By Mike Fossano
On October 2nd, a new coalition of business, civic, educational, philanthropic and media partners began an unprecedented campaign to help combat illiteracy rates in metro Detroit.
The campaign, called Reading Works, is raising money and seeking volunteers to support nine agencies in the region that provide instruction for adults who want to learn to read, or improve their reading skills. Current estimates show that functional illiteracy rates in metro Detroit range from a third to almost half of the adult population in some communities.
“We recognize a sad truth,” said Susie Schechter, Reading Works executive director. “Metro Detroit has far too many functionally illiterate adults, often below a fifth-grade level, unable to complete a job application or read to their children.
“It’s time to do something different, face up to functional illiteracy in adults, support the agencies’ earnest efforts, and address the problem realistically.”

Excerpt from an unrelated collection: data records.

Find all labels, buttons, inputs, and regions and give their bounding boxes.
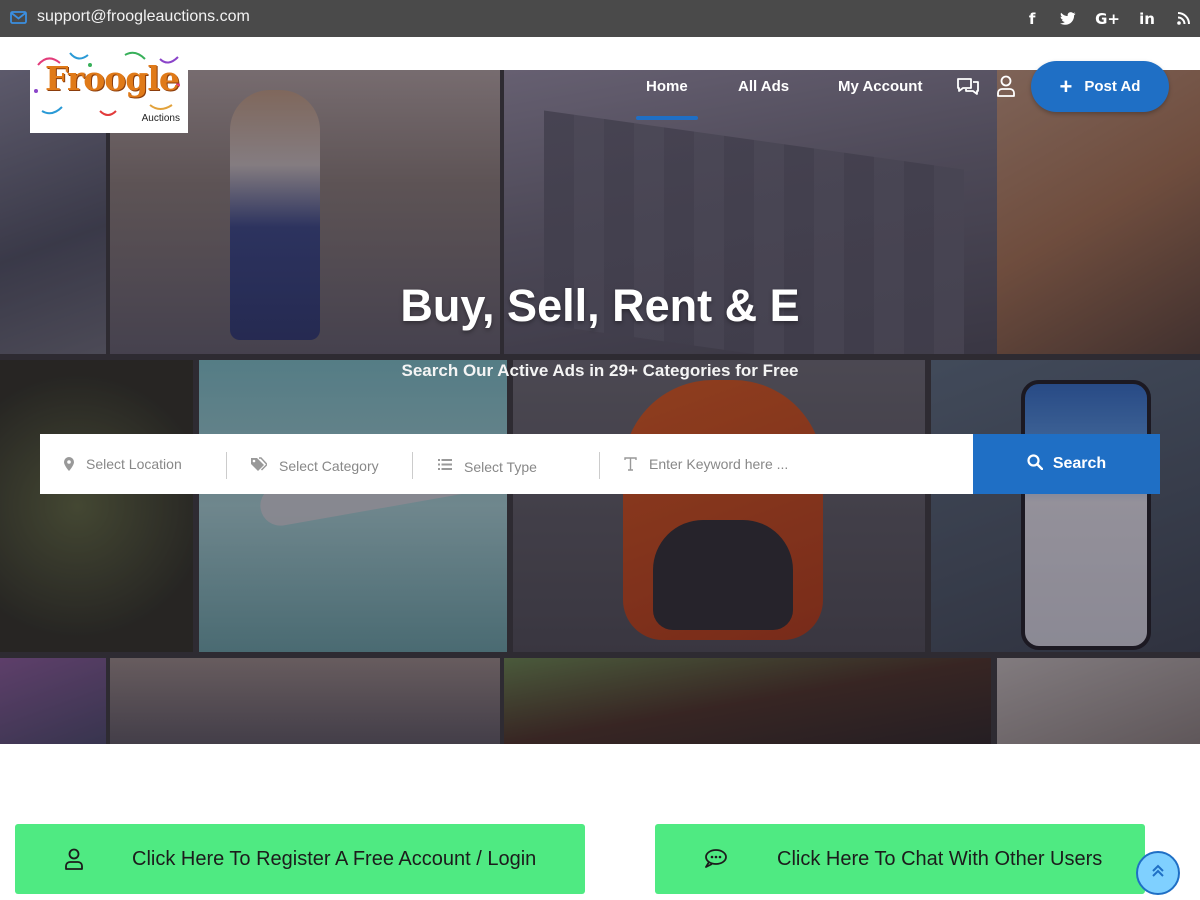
location-placeholder: Select Location — [86, 456, 182, 472]
type-select[interactable]: Select Type — [438, 434, 608, 494]
search-divider — [226, 452, 227, 479]
search-button-label: Search — [1052, 455, 1107, 472]
nav-my-account[interactable]: My Account — [838, 78, 922, 95]
type-placeholder: Select Type — [464, 458, 537, 475]
register-login-button[interactable]: Click Here To Register A Free Account / … — [15, 824, 585, 894]
location-select[interactable]: Select Location — [64, 434, 224, 494]
hero-overlay — [0, 70, 1200, 744]
hero-subtitle: Search Our Active Ads in 29+ Categories … — [401, 361, 799, 380]
list-icon — [438, 458, 452, 470]
tags-icon — [250, 457, 267, 471]
top-bar: support@froogleauctions.com f G+ in — [0, 0, 1200, 37]
category-placeholder: Select Category — [279, 457, 379, 474]
double-chevron-up-icon — [1152, 864, 1164, 883]
keyword-input[interactable]: Enter Keyword here ... — [624, 434, 964, 494]
search-button[interactable]: Search — [973, 434, 1160, 494]
hero-banner — [0, 70, 1200, 744]
post-ad-label: Post Ad — [1084, 78, 1141, 95]
nav-all-ads[interactable]: All Ads — [738, 78, 789, 95]
google-plus-icon[interactable]: G+ — [1095, 9, 1120, 29]
chat-users-button[interactable]: Click Here To Chat With Other Users — [655, 824, 1145, 894]
support-email-link[interactable]: support@froogleauctions.com — [10, 8, 250, 26]
search-form: Select Location Select Category Select T… — [40, 434, 1160, 494]
support-email: support@froogleauctions.com — [37, 8, 250, 25]
hero-title: Buy, Sell, Rent & E — [400, 280, 800, 331]
post-ad-button[interactable]: + Post Ad — [1031, 61, 1169, 112]
nav-home[interactable]: Home — [636, 78, 698, 120]
twitter-icon[interactable] — [1059, 9, 1077, 29]
user-icon — [64, 848, 84, 876]
plus-icon: + — [1059, 73, 1073, 99]
linkedin-icon[interactable]: in — [1138, 9, 1156, 29]
search-divider — [599, 452, 600, 479]
scroll-to-top-button[interactable] — [1136, 851, 1180, 895]
map-marker-icon — [64, 457, 74, 471]
envelope-icon — [10, 10, 27, 24]
social-links: f G+ in — [1023, 0, 1192, 37]
facebook-icon[interactable]: f — [1023, 9, 1041, 29]
search-icon — [1027, 453, 1044, 475]
rss-icon[interactable] — [1174, 9, 1192, 29]
search-divider — [412, 452, 413, 479]
chat-users-label: Click Here To Chat With Other Users — [777, 847, 1103, 870]
main-nav: Home All Ads My Account — [0, 70, 1200, 132]
category-select[interactable]: Select Category — [250, 434, 420, 494]
text-cursor-icon — [624, 457, 637, 471]
keyword-placeholder: Enter Keyword here ... — [649, 456, 789, 472]
chat-bubble-icon — [704, 848, 728, 874]
register-login-label: Click Here To Register A Free Account / … — [132, 847, 537, 870]
user-icon[interactable] — [996, 75, 1016, 102]
chat-icon[interactable] — [956, 76, 980, 101]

“The challenge of adult illiteracy is not unique to Detroit – it is a state, national, international problem,” said Schechter. “But we will make Detroit the recognized leader in solving the problem.”
In a recent interview with Detroit Free Press columnist Rochelle Riley, who is an honorary co-chair of Reading Works, Detroit Mayor Dave Bing acknowledged that even with the recent influx of businesses into the city, growth can just as quickly be stunted due to substandard education systems.
“We’re starting to see in Detroit more and more businesses that are here that are thinking about expanding, and more and more businesses that are thinking about coming here,” Bing said.
“But the real pushback has been – do we have the education level where it needs to be? The education that we have here for our work force becomes a determination as to whether people are going to invest.”
Members of the Reading Works Alliance include the Detroit Free Press, Wayne State University, the Jewish Community Relations Council, the Michigan Chronicle, WXYZ-TV and Comerica Bank.